Nomination surprise au ministère du Travail. Alors que les aguerris Bruno Le Roux ou Stéphane Le Foll étaient pressentis depuis plusieurs jours, c’est finalement la jeune Myriam El Khomri, 37 ans, qui a été désignée ce mercredi 2 septembre pour succéder à François Rebsamen, démissionnaire depuis le 19 août dernier. En ces temps moroses sur le front de l’emploi, l’ex-secrétaire d’Etat à la Ville hérite d’un portefeuille très stratégique. Pour la benjamine du gouvernement, la tâche s’annonce ardue : parvenir à inverser la courbe du chômage d’ici à 2016, condition annoncée d’une nouvelle candidature de François Hollande en 2017.

 

Un chômage toujours massif

"Je mesure la responsabilité qui est la mienne. Comptez sur ma combativité et ma détermination", a déclaré mercredi la nouvelle ministre. Car, du courage, Myriam El Khomri va en avoir besoin. Les derniers chiffres du chômage ont beau montrer une stabilisation du nombre de demandeurs d’emploi en juin et juillet, le taux de chômage connaît une hausse quasi constante depuis 2011 (jusqu’à atteindre 10,3 % en avril dernier) et 3,55 millions de chômeurs n’ont aujourd’hui aucune activité. A l’arrivée de François Hollande en mai 2012, ils étaient 2,92 millions.

 

 

Le gouvernement ne cesse pourtant de multiplier les dispositifs. Il y a d’abord eu les "emplois d’avenir" en 2012, assortis des "contrats de génération" en 2013, deux outils à destination des jeunes et des séniors. Est venu ensuite le crédit d’impôt compétitivité emploi (CICE), suivi du "pacte de responsabilité et de solidarité", détaillé en janvier 2014. Sans compter la "loi Rebsamen" promulguée fin août : un texte relatif au dialogue social et à l’emploi, tourné en grande partie vers les très petites et moyennes entreprises.

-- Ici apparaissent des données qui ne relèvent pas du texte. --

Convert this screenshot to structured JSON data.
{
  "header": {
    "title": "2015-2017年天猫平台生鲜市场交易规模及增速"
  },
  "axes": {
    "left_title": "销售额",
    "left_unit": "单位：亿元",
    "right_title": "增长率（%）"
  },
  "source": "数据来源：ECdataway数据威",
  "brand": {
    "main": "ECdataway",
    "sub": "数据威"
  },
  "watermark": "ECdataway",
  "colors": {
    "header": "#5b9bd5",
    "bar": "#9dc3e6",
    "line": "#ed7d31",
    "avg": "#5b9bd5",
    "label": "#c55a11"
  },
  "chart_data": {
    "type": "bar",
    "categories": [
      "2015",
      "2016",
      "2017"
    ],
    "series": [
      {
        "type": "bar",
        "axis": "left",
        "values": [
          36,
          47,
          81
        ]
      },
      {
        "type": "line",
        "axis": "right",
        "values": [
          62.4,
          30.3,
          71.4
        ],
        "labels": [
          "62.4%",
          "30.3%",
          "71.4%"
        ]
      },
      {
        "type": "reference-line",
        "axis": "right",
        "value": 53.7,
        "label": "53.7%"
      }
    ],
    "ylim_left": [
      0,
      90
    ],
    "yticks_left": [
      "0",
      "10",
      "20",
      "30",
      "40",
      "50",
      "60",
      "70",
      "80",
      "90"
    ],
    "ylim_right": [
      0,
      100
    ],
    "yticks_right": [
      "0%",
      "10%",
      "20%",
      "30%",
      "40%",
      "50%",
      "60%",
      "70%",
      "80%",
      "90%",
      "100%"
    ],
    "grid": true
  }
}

Des acteurs que Myriam El Khomri semble déjà bien connaître : "Je passe beaucoup de temps à rencontrer les PME, car ce sont elles qui peuvent créer de l’emploi dans les quartiers", expliquait l’ex-secrétaire d’Etat à la Ville, aux Echos, ce lundi. D’autres dossiers l’attendent sur son bureau, à commencer par la mise en place du «compte personnel d’activité» et la réforme du droit du travail.

 

Une embellie possible ?

Si le défi est de taille, tout espoir n’est pas perdu. A en croire l’Organisation de coopération et de développement économiques (OCDE), on peut s’attendre à une embellie sur le marché du travail. L’OCDE prévoit en effet une légère baisse du taux de chômage en 2016 (à 10 %). Autre acteur optimiste : le Medef. "C’est possible, car il y a des vents favorables externes. L’euro, les prix du pétrole, les taux d’intérêts…", a souligné récemment Geoffroy Roux de Bézieux, le vice-président de la principale organisation patronale. Et de conclure, enthousiaste : "On est […] dans une période où les astres sont alignés".